Sen. Mike Lee (R-UT): It scares me and one of the reasons it scares me is because things like this are easy to ignore. When our treasury yield rates the rate at which we've had to pay interest on our national debt is at an all time historic low. The reason why our interest payment right now is is not that different than it was 20 years ago, when our national debt was one sixth to one seventh of its current size. This part is not gonna last forever, Guy. Sooner or later, the Treasury yield rates are going to creep up to their historic average and as soon as that happens we'll be paying a trillion a year in interest in a very short period of time. The difference between what we're paying now and what we'll be paying then is more than our defense budget. That's scary.
Guy Benson: Yeah, no it is. It's frightening.
Sen. Mike Lee (R-UT): Especially that America's poor middle class and that to everyone that conservatives and otherwise.
Guy Benson: It is unsustainable. And again, the data and the math, it's-- you know you can't, it's just reality whether you want to kick it down the pike a little further or not it is reality. Senator, 30 seconds left. Elevator Pitch, tell us about "Our Lost Declaration," your book.
Sen. Mike Lee (R-UT): I wrote "Our Lost Declaration" because so many young people today don't have a basic understanding of how this country was founded. The deep state is just the latest example of how a group of large unelected people can control our lives and our choices. America was born out of this fight against the massive unaccountable central government. The Boston Tea Party was after all a fight against unfair and overly punitive taxation and that fight still goes on today. I tell the stories of how this happened and the miracle that occurred in 1776 in our lost declaration.

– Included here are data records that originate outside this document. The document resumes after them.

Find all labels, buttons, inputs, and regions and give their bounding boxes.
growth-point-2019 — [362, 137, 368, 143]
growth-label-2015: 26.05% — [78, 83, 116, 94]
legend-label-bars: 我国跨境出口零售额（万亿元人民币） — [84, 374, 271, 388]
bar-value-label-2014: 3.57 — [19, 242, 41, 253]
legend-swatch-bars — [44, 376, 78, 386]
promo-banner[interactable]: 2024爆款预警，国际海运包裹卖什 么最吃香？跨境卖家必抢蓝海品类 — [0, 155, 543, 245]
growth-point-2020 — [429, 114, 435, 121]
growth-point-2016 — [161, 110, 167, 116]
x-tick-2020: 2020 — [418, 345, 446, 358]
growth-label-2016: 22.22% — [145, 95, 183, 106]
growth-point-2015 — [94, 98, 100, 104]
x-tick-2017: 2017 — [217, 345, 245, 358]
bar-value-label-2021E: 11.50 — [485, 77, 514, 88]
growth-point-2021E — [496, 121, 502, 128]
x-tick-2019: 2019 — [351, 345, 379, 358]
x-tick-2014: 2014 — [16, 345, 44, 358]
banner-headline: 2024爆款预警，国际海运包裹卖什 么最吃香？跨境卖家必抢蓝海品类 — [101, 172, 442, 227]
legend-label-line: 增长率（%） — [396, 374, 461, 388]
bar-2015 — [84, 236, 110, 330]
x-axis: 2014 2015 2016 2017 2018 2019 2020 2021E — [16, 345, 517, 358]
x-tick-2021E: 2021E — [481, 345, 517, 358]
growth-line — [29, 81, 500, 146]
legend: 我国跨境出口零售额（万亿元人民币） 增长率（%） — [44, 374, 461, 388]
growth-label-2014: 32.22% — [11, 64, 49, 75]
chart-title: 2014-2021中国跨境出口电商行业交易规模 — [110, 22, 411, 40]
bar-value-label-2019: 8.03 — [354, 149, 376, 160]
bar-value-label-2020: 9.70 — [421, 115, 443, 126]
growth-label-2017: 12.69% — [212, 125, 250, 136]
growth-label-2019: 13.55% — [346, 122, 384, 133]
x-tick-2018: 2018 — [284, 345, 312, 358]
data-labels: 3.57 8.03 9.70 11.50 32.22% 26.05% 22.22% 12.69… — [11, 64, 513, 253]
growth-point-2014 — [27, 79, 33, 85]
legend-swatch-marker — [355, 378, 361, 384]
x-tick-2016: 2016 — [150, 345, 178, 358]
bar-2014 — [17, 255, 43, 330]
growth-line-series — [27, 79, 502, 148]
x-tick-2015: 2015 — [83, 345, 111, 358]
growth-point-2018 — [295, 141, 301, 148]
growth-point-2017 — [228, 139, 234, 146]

It makes a great gift for anyone wanting to share this story with their children or their grandchildren.
Guy Benson: "Our Lost Declaration: America's Fight Against Tyranny from King George to the Deep State." Senator Mike Lee is the author and my guest here on the Guy Benson Show. We love having you and we look forward to next time.
Sen. Mike Lee (R-UT): You're the best. Thanks so much.
Guy Benson: Thank you Senator. And we'll be right back.